The object recognition network takes the proposals from the region proposal networks and divides the corresponding space into $30 \times 30 \times 30$ voxels (after padding). The voxel grid is used for classification based on the shape. However, Song and Xiao additionally use color information. Therefore, the points in the point cloud contained within the bounding box are backprojected to the image plane and the VGGnet [3] (pre-trained on ImageNet) is used to compute color features which are then fed into the overall object recognition network. This structure is illustrated in Figure 3.
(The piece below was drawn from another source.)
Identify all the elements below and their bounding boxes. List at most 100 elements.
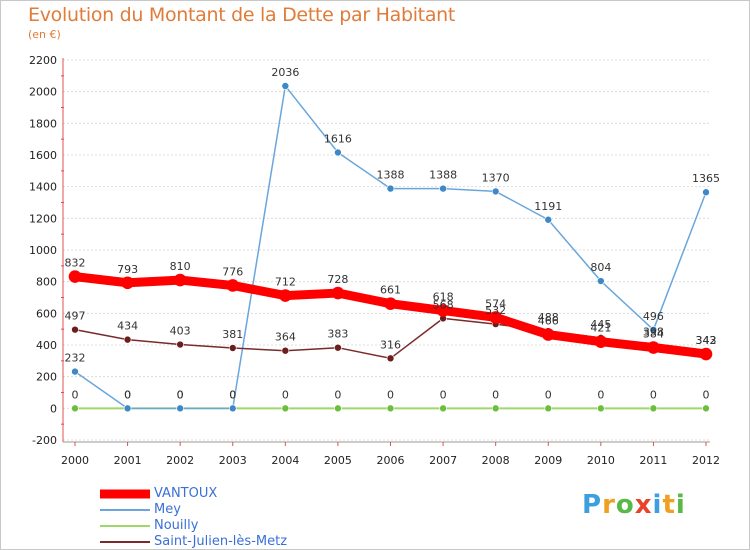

The results look promising, outperforming their prior work called Sliding Shapes [4] by a significant margin. Furthermore, they discuss the region proposal network and show a significant performance boost in contrast to a 3D selective search algorithm (see the paper for details). Qualitative results, and a comparison with Sliding Shapes, can be found in Figure 4.

• [1] N. Silberman, D. Hoiem, P. Kohli, R. Fergus. Indoor segmentation and support inference from RGBD images. ECCV, 2012.
• [2] S. Song, S. Lichtenberg, J. Xiao. SUN RGB-D: A RGBD scene understanding benchmark suite. CVPR, 2015.
• [3] K. Simonyan, A. Zisserman. Very deep convolutional networks for large-scale image recognition. CoRR, 2014.
• [4] S. Song, J. Xiao. Sliding Shapes for 3D object detection in depth images. ECCV, 2014.